In the times where there is high penetration of renewable resources, keeping the stability of the grid and a shift from fossil powered synchronous generators requires another regulatory condition that is to adapt to the current market conditions. However, not all ambitious energy changes markets make that legal shift at the equivalent pace.
With time the grid operators are more and more aware of the need for adaptability services for adjusting to the soaring volume of renewable energy source, British power management firm ‘Eaton and utility Drax’ took an initiative of conducting a research on the extent to which nine European countries are to adjust to changing technology.
The Netherlands was ranked first one by the Association for Renewable Energy & Clean Technology for the strength of its regulatory environment, as well as, investor attraction. The second country was Finland which was followed by Sweden. Then came Denmark, followed by Norway and Ireland with Germany, Britain, and France raising the back.
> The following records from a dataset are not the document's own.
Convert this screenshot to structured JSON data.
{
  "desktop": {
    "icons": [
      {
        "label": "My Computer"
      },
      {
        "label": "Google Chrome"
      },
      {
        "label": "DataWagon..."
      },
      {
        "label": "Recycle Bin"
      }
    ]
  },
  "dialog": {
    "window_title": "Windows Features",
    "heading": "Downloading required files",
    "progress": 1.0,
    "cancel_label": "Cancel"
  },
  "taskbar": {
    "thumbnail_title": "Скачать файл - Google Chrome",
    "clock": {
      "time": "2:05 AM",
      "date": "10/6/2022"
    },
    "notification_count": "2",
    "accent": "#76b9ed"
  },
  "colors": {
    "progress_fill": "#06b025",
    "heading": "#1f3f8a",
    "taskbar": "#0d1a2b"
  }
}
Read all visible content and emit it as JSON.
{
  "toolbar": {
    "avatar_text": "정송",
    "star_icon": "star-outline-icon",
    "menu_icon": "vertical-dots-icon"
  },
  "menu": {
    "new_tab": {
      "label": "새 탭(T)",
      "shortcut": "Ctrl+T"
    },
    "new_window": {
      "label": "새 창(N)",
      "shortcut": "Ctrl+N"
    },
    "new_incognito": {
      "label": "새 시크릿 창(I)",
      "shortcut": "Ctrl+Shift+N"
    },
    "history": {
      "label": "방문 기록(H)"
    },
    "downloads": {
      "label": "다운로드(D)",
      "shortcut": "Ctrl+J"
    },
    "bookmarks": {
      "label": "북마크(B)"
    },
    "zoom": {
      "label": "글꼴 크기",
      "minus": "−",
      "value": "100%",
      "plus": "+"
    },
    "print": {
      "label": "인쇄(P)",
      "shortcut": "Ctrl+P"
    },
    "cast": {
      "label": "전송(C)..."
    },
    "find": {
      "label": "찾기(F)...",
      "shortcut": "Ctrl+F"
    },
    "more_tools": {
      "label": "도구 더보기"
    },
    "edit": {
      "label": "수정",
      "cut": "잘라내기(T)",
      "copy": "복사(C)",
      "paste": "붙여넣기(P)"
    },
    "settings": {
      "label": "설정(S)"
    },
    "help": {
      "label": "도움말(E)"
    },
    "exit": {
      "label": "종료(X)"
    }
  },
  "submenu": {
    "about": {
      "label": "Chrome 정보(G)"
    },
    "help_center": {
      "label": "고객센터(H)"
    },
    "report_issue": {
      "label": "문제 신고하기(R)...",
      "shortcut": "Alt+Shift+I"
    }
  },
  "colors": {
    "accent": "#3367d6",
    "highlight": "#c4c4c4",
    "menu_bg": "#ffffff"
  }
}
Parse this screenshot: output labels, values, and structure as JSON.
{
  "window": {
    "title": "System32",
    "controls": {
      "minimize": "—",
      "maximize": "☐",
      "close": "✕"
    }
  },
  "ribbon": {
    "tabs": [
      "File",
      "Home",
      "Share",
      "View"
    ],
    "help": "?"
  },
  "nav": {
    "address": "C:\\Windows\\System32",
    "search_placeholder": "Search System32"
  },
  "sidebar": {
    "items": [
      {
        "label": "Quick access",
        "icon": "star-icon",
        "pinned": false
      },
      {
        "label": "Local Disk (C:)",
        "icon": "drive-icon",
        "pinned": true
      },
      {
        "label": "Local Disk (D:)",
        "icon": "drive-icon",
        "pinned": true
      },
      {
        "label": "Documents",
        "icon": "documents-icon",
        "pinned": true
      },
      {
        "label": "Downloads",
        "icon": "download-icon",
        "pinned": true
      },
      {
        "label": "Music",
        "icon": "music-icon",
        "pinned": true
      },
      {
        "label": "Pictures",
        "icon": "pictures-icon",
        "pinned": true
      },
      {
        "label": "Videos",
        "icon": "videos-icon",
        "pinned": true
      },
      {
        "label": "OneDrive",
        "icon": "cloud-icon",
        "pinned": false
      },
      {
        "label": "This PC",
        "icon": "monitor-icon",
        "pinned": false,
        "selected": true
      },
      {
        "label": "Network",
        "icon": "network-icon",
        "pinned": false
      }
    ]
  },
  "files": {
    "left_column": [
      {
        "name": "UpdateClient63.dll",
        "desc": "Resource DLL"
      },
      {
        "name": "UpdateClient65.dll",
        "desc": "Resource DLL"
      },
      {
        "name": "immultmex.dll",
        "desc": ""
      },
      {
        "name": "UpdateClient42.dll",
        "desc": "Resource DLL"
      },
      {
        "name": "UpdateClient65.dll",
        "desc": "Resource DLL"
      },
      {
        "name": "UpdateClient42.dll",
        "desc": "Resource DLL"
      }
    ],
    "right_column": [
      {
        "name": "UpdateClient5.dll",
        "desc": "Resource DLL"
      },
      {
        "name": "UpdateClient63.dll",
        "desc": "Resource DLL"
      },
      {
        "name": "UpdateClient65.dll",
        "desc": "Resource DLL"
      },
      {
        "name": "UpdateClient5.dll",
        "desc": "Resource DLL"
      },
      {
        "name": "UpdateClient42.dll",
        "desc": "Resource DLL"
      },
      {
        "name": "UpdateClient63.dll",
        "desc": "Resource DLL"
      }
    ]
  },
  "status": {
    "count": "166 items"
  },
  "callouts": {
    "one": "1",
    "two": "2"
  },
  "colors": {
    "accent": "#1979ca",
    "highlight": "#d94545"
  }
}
The study was inclusive of contributions from industry associations, energy tech firms, utilities, publicly available data, as well as, academics in northern Europe, with the nations chosen as they are considered to be having similar energy change ambitions.
According to the report, The REA scored power showcase status for flexibility in the nine markets as per the advancement of ‘open-market access for adaptability services’, ‘support for the energy transition not only socially, but also politically’ and ‘ability to make use of novel technologies and business models’. Nations that performed well exhibited a reasonable, transparent and easily accessible which had addressed conflicts of interest, as well as, removed other barriers.
The verdict of the authors of the report is that regulators in Britain, Germany, and France have been unsuccessful at providing the necessary legislation for driving the high volume of renewables the 3 nations have claimed to be wanting, and have consequently clouded investor sentiment.